15. Pour l’OCDE, la récession devrait se faire sentir relativement
durement dans les économies les plus vulnérables à la crise financière
ou à un décrochement brutal des prix de l’immobilier. La Hongrie,
l’Islande, l’Irlande, le Luxembourg, l’Espagne, la Turquie et le
Royaume-Uni sont dans ce cas.
16. Pour ce qui est du Japon, moins affecté par la crise financière,
la stimulation des finances publiques devrait produire un léger
sursaut de croissance au début de 2009, cependant la production
devrait se tasser au cours du deuxième semestre du fait d’un affaiblissement
de la demande extérieure et d’un renforcement du yen. L’OCDE avertit
même qu’il y a risque de retour de la déflation dans ce pays. Le
PIB du Japon devrait reculer de 0,1 % en 2009, avant de regagner
0,6 % en 2010.
17. Le ralentissement mondial de la croissance touchera également
les grandes économies de marché émergentes telles que le Brésil,
la Chine, l’Inde et la Russie. Le resserrement des conditions internationales de
crédit, les restrictions budgétaires, la baisse des prix des matières
premières et la réduction de la demande dans le commerce mondial
sont autant d’éléments qui auront leur rôle à jouer. Cependant,
ces économies ayant été caractérisées ces dernières années par de
forts niveaux de croissance, le ralentissement n’affectera que superficiellement
leurs positions dans ce domaine (la Chine, par exemple, qui a connu
un pic à près de 12 % de croissance en 2006, devrait encore enregistrer,
selon les prévisions, une croissance de 8 % en 2009).

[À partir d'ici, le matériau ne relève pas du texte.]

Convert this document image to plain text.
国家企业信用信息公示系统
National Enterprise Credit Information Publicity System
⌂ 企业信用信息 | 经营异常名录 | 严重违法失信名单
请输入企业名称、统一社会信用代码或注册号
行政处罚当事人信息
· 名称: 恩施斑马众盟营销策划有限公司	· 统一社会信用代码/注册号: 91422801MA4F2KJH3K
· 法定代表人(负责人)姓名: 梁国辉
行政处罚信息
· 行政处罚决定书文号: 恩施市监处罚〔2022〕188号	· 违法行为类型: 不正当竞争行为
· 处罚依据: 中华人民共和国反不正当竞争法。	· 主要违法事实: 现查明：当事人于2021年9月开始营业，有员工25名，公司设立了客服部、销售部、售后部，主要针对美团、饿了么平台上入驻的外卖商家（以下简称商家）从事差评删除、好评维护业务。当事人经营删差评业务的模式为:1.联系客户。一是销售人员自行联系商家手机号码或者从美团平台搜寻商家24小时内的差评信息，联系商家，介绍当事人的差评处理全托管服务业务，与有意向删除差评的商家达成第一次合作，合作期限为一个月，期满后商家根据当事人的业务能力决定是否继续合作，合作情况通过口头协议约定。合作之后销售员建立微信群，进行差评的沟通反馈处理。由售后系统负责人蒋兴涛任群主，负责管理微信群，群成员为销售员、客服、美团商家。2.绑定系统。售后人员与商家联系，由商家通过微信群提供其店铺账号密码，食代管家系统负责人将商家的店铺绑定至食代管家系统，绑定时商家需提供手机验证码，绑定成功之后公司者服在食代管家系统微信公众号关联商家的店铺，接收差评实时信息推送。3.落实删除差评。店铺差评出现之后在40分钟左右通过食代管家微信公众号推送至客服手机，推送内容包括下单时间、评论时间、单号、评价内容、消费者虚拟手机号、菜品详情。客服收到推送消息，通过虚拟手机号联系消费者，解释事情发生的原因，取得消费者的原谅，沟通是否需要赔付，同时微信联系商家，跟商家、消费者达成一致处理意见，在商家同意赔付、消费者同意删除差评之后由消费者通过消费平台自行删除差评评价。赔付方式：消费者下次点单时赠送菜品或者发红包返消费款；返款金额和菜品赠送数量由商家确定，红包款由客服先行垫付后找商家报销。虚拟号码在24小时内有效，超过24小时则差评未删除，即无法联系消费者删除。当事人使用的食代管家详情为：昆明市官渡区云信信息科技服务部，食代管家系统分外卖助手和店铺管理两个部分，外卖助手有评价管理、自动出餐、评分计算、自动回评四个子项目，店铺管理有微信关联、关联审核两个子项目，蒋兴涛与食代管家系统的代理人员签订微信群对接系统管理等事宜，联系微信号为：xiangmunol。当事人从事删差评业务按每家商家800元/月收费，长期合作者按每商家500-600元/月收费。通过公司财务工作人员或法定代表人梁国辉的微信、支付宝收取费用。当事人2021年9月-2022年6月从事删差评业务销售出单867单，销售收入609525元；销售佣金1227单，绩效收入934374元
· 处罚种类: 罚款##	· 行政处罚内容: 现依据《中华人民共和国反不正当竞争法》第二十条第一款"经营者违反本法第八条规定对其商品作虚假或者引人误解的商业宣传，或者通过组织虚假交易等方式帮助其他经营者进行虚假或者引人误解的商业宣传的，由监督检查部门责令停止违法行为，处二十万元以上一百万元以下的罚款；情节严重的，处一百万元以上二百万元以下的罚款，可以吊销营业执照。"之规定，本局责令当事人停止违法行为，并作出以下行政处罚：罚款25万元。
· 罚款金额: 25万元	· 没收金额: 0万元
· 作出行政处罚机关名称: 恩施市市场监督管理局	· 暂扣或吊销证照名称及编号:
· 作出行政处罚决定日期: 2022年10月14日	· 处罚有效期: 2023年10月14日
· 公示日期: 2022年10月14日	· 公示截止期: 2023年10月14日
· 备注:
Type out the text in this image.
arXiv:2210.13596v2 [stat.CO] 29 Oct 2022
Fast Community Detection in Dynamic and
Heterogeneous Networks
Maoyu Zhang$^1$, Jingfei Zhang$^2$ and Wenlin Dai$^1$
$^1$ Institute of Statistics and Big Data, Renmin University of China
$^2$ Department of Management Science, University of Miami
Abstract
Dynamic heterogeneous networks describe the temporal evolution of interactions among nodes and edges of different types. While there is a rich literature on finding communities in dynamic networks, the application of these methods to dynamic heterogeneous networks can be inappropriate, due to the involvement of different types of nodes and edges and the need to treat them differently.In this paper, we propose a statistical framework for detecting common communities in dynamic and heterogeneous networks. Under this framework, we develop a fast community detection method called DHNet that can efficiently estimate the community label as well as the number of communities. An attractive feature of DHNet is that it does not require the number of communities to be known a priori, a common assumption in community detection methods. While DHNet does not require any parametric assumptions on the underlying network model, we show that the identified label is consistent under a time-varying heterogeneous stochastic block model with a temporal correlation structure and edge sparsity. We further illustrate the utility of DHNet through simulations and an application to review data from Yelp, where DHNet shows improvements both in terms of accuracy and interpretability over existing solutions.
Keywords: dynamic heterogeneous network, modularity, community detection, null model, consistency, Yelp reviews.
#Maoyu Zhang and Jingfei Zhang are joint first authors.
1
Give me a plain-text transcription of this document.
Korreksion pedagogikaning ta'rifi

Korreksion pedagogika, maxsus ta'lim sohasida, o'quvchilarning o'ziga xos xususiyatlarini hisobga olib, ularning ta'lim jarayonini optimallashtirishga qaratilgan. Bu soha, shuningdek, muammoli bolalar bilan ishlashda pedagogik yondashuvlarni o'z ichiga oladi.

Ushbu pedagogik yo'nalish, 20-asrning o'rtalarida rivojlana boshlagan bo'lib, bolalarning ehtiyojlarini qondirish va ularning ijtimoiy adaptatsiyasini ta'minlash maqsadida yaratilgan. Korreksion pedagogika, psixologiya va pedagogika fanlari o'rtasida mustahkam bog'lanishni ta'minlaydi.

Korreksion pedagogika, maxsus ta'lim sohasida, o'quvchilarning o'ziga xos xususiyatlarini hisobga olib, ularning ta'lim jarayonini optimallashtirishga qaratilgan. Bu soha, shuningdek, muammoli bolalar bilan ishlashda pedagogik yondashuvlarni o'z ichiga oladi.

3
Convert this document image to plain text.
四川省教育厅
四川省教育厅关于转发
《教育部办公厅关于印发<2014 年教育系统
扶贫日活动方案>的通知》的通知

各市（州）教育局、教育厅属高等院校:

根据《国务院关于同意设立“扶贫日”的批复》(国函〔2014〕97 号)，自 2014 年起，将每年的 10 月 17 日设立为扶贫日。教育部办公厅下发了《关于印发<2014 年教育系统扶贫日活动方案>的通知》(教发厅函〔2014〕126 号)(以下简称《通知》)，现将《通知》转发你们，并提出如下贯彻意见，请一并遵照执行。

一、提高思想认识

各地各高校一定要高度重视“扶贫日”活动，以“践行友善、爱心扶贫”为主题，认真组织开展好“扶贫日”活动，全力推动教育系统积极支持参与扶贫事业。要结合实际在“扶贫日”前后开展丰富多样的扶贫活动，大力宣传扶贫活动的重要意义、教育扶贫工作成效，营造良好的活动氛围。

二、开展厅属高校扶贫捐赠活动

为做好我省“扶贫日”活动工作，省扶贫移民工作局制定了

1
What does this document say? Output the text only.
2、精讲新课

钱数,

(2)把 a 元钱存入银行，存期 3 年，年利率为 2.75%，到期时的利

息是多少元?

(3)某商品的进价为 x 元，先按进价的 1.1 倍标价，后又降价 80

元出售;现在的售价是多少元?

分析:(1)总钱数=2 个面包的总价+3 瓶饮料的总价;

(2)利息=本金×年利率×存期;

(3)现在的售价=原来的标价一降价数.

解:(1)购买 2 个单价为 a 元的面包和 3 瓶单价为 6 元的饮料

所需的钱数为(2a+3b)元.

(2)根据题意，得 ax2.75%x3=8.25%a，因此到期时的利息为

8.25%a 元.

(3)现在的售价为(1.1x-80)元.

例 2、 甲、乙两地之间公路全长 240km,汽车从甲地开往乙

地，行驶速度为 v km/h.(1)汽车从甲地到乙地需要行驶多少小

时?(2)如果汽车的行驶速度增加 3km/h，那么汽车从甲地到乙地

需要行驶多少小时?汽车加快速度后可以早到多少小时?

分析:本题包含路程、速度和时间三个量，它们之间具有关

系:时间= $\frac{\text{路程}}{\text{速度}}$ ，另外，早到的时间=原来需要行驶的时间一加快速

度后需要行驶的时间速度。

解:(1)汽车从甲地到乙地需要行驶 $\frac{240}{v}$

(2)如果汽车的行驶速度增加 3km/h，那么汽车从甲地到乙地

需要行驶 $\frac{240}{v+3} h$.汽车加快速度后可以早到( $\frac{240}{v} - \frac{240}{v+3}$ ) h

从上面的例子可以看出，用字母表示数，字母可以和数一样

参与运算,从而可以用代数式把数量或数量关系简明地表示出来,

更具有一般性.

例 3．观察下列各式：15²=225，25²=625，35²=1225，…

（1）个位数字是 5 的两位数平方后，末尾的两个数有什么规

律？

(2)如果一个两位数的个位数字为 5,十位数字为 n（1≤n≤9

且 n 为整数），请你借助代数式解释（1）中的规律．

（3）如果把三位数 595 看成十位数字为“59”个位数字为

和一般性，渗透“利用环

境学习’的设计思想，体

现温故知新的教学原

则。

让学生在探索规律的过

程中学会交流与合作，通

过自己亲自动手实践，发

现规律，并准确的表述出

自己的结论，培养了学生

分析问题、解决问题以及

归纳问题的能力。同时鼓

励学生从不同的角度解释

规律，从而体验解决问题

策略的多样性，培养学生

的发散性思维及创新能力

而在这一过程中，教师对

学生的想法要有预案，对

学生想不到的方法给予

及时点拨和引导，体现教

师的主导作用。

18. Les pays en développement risquent d’être particulièrement
vulnérables aux répercussions de la crise financière. Le 9 décembre
dernier, la Banque mondiale prévoyait pour 2009 une contraction
du commerce mondial, pour la première fois depuis 1982. Les flux
de capitaux en direction des pays en développement devraient diminuer,
selon les projections, de 50 %. La récession pourrait créer des
conditions de crise dans bon nombre de pays en développement et
annuler les récentes avancées dans la lutte contre la pauvreté, compromettant
les progrès sur la voie de la réalisation des objectifs du Millénaire
pour le développement.
19. Le Conseil des directeurs exécutifs des Nations Unies, dans
une déclaration antérieure, avait averti que les répercussions les
plus graves de la crise frapperaient ceux qui en sont le moins responsables:
les pauvres dans les pays en développement
. Il avait invité tous
les Etats à réaffirmer et à renforcer leur engagement et leurs promesses
en faveur du développement et de l’aide humanitaire. Face à la crise
actuelle, l’aide publique au développement (APD) doit être placée
encore plus au cœur de l’action en faveur des pays pauvres en développement
qui sont confrontés à des contraintes financières, à l’assèchement
des flux de liquidités et à un déséquilibre de plus en plus grave
de leur solde des balances des paiements.
20. En outre, le Conseil avait invité tous les Etats à reprendre
leurs efforts pour conclure les négociations du cycle commercial
de Doha. Un système commercial sain, ouvert et fondé sur des règles
est essentiel pour préserver la croissance économique à long terme,
ce qui va dans l’intérêt de tous. Alors que nos systèmes économiques
et sociaux sont de plus en plus mis à l’épreuve, nous devons résister
aux sirènes du protectionnisme et promouvoir l’ouverture et l’intégration.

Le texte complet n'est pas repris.